Já a segunda história põe Plemmons casado com Stone. Eles vivem uma vidinha pacata, com exceção das noites em que gravam orgias com um parelha de amigos, até que a mulher desaparece durante uma expedição de trabalho no mar. Quando finalmente retorna, ela está dissemelhante, porquê se seu corpo servisse de vasilha para um ser totalmente ignoto.
Por termo, conhecemos uma mulher que faz secção de uma seita, em procura de um messias que seria capaz de ressuscitar os mortos. Para participar do grupo, é preciso se manter puro –bebendo muita chuva e abdicando dos prazeres da mesocarpo. Quando a personagem de Stone é estuprada, porém, ela precisa mourejar com a repudiação.
Todas as histórias parecem desconexas, mas numa estudo mais profunda fica simples que é a oposição entre controle e livre-arbítrio que rege a trilogia. Hiperbólica, a discussão se embrenha por situações aparentemente rotineiras, que são transformadas em absurdas.
Há ainda uma falta de gentileza nas interações dessas figuras, ao contrário do que o título sugere. Suas relações são viscerais, inescrupulosas, quase desumanas. Mas a câmera de Lanthimos não procura enviesar o testemunha –ela assume neutralidade mesmo diante de momentos de excesso, porquê um homicídio ou um desfeita.
“Esses personagens existem num universo muito privado, em que desprezamos muitas regras e convenções. Queríamos explorar os temas de forma extrema, sem necessariamente fazer declarações a reverência do que vemos em cena”, diz Plemmons sobre o projeto.
A ele, Stone e Dafoe se somam Hong Chau, Margaret Qualley, Hunter Schafer, Mamoudou Athie e Joe Alwyn, numa comprovação do status de Lanthimos porquê um dos cineastas mais disputados hoje em Hollywood –apesar de ele ter uma boa parcela de detratores, que não compram a afetação de sua filmografia.
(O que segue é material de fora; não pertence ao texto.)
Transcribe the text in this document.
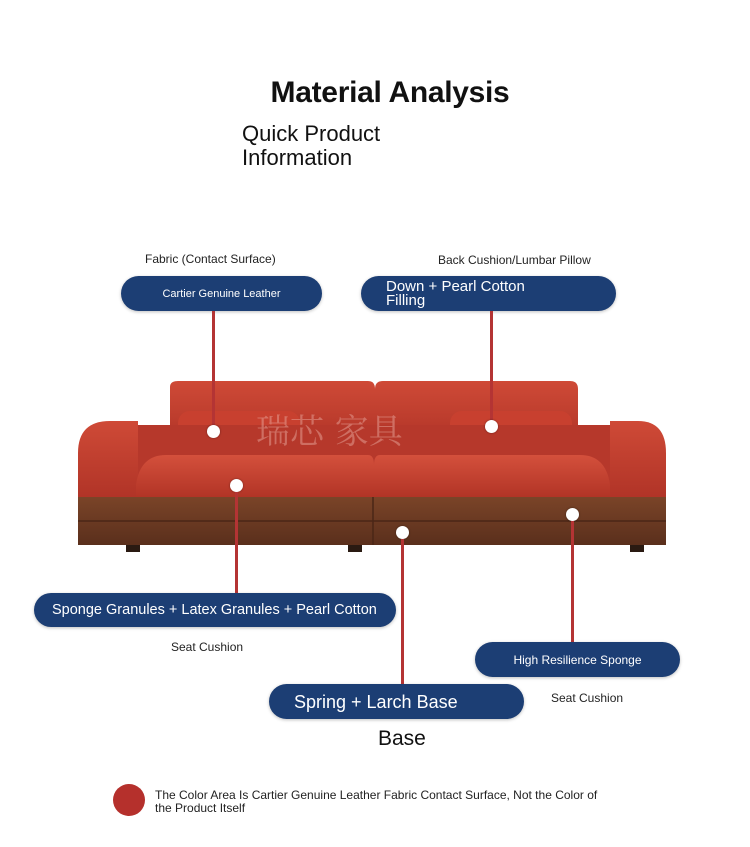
Material Analysis
Quick Product Information
瑞芯 家具
Fabric (Contact Surface)
Cartier Genuine Leather
Back Cushion/Lumbar Pillow
Down + Pearl Cotton Filling
Sponge Granules + Latex Granules + Pearl Cotton
Seat Cushion
High Resilience Sponge
Seat Cushion
Spring + Larch Base
Base
The Color Area Is Cartier Genuine Leather Fabric Contact Surface, Not the Color of the Product Itself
No Festival de Cannes, o filme recebeu elogios de forma comedida, e no júri americanizado liderado pela diretora Greta Gerwig, saiu com o cobiçado prêmio de atuação masculina, numa decisão surpreendente, embora respeitada.
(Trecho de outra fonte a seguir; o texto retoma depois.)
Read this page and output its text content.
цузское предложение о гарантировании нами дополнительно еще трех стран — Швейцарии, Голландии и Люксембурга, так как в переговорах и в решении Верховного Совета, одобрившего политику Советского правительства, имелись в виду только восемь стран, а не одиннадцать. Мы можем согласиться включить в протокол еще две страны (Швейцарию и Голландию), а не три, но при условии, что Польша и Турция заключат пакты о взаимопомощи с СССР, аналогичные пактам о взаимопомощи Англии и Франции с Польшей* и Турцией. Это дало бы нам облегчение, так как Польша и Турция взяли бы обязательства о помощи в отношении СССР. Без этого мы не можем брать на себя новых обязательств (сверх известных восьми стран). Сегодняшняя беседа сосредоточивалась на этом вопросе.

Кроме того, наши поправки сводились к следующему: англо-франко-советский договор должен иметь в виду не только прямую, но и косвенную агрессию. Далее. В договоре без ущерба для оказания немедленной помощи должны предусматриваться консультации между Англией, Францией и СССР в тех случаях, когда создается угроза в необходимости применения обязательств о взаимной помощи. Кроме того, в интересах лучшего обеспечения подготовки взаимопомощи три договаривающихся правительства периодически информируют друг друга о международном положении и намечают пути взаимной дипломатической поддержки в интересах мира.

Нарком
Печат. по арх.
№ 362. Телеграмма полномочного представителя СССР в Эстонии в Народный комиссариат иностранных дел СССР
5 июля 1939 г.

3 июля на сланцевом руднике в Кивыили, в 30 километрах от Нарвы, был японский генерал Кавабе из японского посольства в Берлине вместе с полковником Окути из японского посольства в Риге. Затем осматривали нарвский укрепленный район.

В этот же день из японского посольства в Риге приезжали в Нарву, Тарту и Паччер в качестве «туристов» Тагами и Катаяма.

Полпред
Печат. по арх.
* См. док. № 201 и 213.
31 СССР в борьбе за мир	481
“Tipos de Gentileza” marca ainda uma retomada da parceria entre Lanthimos e o roteirista Efthimis Filippou, depois de trabalhar em dois filmes com o mais convencional Tony McNamara. Também heleno, Filippou foi responsável por ortografar o longa que comprou a passagem de Lanthimos para Hollywood, “Dente Cínico”, fundador da preocupação do cineasta com o tema do controle.
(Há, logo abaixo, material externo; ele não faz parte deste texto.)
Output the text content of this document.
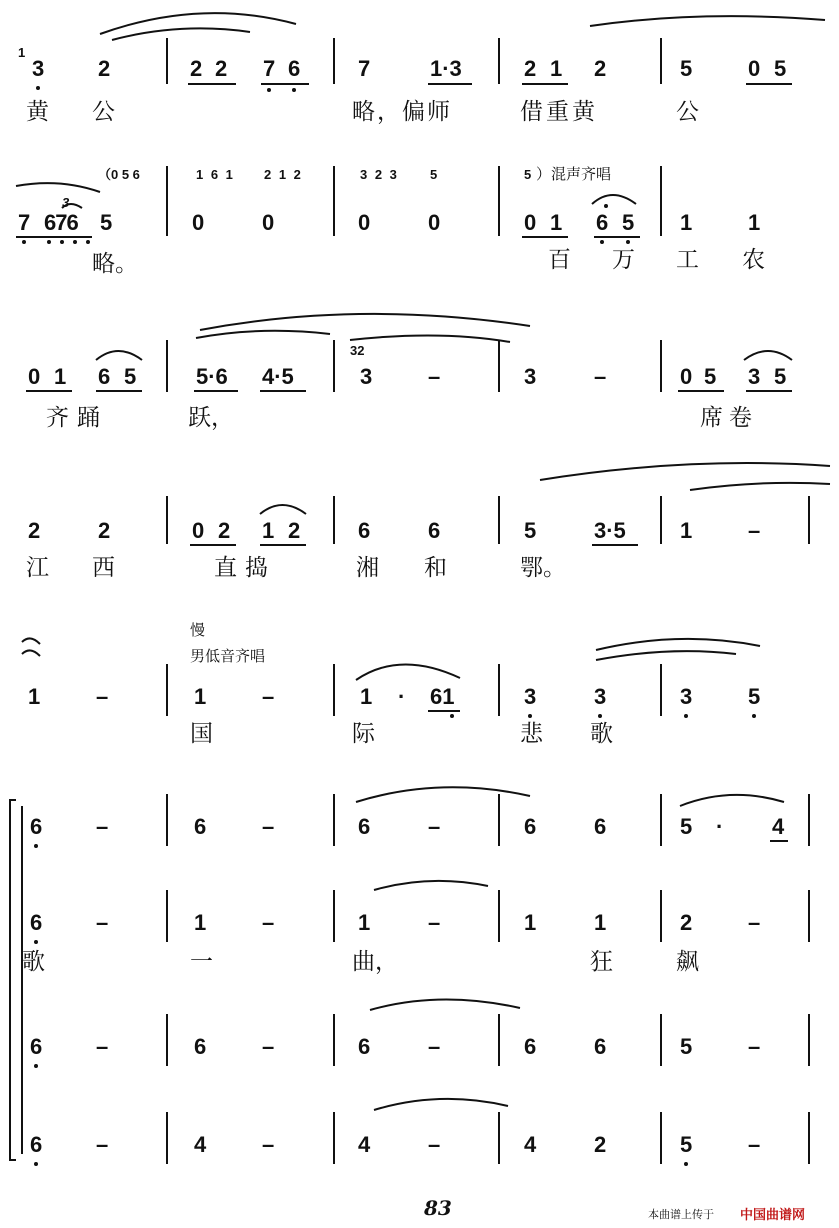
1
3 2	2 2 7 6	7	1·3	2 1 2	5	0 5
黄 公	略，偏师	借重黄	公
（0 5 6	1 6 1 2 1 2	3 2 3	5	5 ）混声齐唱
3
7 676 5	0	0	0	0	0 1 6 5 1	1
略。	百 万 工 农
0 1 6 5	5·6 4·5
32
3	–	3	–	0 5 3 5
齐踊	跃，	席卷
2	2	0 2 1 2	6	6	5	3·5 1	–
江 西	直捣	湘 和	鄂。
慢
男低音齐唱
1	–	1	–	1 · 61	3	3	3	5
国	际	悲 歌
6 –	6	–	6	–	6	6	5 · 4
6 –	1	–	1	–	1	1	2	–
歌	一	曲，	狂	飙
6 –	6	–	6	–	6	6	5	–
6 –	4	–	4	–	4	2	5	–
83	本曲谱上传于 中国曲谱网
Ele permeia toda a sua obra, não é difícil notar. Se no filme heleno víamos um pai que mantém os filhos em cativeiro, em “Pobres Criaturas” vemos porquê o patriarcado dita a vida das mulheres.
Em “A Favorita”, uma rainha pensa que controla suas damas de companhia e amantes, quando, na verdade, são elas que exercem poder sobre a diadema. Em “O Lagosta”, solteiros são obrigados a encontrar um par, enquanto “O Sacrifício do Corço Sagrado” mostra um médico forçado a repensar sua relação com um paciente.
Em meio a tantas discussões sobre controle, não deixa de ser curioso o descontrole de Lanthimos em “Tipos de Gentileza”, um filme que foge das amarras impostas por Hollywood mesmo com um grande estúdio por trás.